4.2.2.1 VSCLIENT "Remote Desktop" Security Policy
A user must take steps to protect the confidentiality, integrity, and
availability of MITRE information.  Use is approved when the following
policy conditions are met:

1. All MITRE information held locally must be protected from non-MITRE
access by either physical or software security when the system is not in
use by MITRE staff. This can be done with a locked office, removable
media, or encryption of the information with a package such as "Your
Eyes Only".  Alternatively, all MITRE information can be removed from
the local system at the end of each session, leaving the information
stored on servers back inside the MITRE security firewall.
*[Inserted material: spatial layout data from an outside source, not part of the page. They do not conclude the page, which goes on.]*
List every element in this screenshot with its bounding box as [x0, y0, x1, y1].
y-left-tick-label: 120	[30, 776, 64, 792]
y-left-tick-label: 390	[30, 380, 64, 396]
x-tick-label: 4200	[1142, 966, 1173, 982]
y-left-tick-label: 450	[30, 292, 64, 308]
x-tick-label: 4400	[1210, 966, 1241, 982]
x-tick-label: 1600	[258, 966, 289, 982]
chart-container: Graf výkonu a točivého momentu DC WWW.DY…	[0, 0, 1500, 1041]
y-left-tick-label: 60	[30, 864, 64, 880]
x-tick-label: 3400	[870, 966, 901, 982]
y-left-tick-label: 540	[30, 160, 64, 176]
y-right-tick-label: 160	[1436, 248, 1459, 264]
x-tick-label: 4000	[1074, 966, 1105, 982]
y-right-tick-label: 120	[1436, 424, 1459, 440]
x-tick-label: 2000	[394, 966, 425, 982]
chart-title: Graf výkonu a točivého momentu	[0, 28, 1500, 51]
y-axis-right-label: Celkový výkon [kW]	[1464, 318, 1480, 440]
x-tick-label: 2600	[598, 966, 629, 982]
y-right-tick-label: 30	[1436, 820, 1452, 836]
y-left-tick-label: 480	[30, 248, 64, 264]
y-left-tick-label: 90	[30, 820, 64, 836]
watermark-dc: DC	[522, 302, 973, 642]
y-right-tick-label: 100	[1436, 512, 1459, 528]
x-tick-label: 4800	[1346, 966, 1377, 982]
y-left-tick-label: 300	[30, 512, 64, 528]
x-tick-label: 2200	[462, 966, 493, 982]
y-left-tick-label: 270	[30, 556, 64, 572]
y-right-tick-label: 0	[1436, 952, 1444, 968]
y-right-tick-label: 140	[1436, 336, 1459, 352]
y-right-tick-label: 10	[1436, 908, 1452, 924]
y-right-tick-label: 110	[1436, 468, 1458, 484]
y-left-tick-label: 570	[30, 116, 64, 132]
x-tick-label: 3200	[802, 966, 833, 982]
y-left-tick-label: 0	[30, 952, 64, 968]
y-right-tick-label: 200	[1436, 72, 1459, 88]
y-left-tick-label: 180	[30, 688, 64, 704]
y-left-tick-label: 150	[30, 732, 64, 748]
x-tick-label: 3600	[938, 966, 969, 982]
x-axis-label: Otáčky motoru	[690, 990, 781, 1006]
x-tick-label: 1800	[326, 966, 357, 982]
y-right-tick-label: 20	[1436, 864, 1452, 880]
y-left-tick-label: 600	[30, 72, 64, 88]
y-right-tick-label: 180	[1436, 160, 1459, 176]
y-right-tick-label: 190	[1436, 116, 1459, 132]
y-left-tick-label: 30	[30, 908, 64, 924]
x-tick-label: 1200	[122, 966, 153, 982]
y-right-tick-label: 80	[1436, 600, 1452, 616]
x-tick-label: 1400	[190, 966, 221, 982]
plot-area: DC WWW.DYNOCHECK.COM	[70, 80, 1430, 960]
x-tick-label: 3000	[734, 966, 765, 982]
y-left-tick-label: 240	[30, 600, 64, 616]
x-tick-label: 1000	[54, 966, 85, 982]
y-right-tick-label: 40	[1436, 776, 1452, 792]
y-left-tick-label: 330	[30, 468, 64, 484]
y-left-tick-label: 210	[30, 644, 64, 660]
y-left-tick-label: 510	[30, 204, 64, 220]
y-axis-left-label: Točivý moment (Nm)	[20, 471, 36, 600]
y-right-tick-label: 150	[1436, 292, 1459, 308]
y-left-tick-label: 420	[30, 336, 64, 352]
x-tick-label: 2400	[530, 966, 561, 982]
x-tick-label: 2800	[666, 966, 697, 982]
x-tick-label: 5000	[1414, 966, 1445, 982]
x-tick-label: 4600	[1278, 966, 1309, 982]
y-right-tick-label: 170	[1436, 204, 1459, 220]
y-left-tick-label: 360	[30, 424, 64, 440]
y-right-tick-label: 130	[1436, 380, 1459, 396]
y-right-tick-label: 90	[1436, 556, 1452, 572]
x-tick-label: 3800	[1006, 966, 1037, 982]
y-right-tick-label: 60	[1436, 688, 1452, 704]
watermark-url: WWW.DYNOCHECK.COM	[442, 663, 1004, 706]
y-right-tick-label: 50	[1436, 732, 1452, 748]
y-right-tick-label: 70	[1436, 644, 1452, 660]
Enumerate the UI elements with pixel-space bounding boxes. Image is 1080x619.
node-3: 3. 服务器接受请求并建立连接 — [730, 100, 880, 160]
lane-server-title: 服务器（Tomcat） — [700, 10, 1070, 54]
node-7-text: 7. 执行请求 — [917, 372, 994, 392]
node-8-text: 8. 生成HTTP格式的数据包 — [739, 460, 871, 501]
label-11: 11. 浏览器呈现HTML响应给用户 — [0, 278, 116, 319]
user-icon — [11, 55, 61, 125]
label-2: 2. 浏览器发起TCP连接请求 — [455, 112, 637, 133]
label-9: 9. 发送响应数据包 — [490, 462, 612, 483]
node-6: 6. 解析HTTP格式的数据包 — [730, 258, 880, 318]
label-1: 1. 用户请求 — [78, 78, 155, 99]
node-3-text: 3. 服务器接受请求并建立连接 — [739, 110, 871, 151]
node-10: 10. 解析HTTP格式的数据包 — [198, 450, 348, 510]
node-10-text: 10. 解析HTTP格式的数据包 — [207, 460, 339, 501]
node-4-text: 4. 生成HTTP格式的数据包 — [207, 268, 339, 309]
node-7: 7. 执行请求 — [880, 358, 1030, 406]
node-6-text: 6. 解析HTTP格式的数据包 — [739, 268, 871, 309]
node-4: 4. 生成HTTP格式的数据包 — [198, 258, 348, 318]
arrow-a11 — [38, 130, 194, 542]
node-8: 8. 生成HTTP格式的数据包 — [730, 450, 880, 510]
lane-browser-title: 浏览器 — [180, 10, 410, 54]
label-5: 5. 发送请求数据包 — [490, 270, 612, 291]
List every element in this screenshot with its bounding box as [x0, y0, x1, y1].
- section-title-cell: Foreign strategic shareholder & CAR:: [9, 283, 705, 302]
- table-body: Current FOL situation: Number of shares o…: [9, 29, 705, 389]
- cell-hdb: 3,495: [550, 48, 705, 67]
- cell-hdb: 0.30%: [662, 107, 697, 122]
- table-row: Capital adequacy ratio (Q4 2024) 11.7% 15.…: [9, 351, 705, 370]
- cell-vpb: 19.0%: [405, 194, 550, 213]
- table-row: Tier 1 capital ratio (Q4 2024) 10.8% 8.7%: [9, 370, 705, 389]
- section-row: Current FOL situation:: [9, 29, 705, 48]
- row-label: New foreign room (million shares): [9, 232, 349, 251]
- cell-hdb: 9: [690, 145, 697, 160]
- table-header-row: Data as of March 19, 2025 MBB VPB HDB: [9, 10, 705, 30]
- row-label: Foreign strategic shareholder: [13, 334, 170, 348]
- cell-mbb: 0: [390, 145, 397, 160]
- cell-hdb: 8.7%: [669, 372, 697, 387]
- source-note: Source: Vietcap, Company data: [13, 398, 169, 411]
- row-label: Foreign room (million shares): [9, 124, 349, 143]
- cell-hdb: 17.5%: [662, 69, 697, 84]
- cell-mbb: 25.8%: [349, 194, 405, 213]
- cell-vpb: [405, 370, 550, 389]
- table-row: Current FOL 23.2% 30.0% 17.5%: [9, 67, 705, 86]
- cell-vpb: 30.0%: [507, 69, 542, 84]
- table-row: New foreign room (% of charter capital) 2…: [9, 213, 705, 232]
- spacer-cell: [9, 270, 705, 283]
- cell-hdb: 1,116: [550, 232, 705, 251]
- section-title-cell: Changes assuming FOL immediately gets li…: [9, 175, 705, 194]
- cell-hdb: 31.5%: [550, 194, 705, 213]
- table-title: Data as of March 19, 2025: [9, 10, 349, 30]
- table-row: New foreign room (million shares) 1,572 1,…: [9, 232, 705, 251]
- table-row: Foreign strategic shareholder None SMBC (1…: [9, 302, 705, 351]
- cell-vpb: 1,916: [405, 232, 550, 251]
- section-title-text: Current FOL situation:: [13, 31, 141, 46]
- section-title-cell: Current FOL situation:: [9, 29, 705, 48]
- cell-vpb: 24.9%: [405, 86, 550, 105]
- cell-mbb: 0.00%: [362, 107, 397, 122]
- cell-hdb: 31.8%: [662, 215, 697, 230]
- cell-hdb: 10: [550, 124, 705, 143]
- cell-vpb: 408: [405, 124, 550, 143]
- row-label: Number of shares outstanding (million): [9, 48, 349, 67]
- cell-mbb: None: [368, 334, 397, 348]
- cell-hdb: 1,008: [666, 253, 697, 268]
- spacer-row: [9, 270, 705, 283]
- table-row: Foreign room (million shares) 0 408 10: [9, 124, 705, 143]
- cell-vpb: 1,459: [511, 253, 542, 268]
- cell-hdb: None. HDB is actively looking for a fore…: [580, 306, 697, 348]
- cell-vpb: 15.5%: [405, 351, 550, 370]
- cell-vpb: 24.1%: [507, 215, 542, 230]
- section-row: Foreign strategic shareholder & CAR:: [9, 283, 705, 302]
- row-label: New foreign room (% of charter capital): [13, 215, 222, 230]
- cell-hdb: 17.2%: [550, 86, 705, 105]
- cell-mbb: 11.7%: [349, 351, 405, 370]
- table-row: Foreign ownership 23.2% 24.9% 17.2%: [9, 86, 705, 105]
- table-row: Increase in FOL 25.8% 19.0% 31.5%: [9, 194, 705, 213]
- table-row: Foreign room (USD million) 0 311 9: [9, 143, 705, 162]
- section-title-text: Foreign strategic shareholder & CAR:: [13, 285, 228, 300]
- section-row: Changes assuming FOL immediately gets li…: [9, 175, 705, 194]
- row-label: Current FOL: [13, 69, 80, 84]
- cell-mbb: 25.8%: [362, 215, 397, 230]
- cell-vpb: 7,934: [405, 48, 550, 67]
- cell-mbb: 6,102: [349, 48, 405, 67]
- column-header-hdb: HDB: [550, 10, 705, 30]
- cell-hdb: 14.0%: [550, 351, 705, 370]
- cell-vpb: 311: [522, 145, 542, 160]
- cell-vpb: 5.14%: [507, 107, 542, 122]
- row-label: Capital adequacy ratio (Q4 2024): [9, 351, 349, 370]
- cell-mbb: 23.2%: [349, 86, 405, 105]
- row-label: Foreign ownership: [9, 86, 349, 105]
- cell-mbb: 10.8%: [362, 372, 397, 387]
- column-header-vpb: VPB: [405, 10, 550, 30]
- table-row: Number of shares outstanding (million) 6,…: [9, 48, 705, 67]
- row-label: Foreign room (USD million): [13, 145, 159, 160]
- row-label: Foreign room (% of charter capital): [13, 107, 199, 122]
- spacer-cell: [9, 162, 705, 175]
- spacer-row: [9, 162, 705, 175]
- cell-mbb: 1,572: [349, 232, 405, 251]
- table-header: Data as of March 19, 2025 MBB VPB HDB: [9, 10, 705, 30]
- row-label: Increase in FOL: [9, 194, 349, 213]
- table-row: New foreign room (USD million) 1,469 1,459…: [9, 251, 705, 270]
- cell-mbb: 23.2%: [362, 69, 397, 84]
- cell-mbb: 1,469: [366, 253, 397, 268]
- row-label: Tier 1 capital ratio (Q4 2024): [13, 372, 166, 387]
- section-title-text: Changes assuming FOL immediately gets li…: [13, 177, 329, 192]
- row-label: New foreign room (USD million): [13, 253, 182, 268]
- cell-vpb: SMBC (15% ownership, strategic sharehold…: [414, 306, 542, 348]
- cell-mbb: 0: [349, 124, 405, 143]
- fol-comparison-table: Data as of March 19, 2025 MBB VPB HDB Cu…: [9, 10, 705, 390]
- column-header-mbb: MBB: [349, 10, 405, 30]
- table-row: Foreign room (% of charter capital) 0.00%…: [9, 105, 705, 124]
2. Your connection with MITRE must be protected from non-MITRE access at
the desktop any time the you leave the system unattended.  This access
control can be provided by using a locked office or a locking "screen
saver" which locks user interaction after no more than 30 minutes of
inactivity.  "Your Eyes Only" on Win95, or existing capabilities of
Windows NT are recommended.
3. Your connection with MITRE must be protected from non-MITRE remote
access.  Applications providing remote application sharing functions to
non-MITRE systems may not be running on the machine while there is a
connection with MITRE.
· Running Microsoft Net Meeting is permitted, but application sharing
"control" access must not be given to non-MITRE users.
· Running CVW (which has no local application sharing) is permitted.
· Running Timbuktu is permitted, but "control" access must not be given
to non-MITRE users.

Any usage or configuration not consistent with the above needs advance
written approval by INFOSEC (see MCF 3371).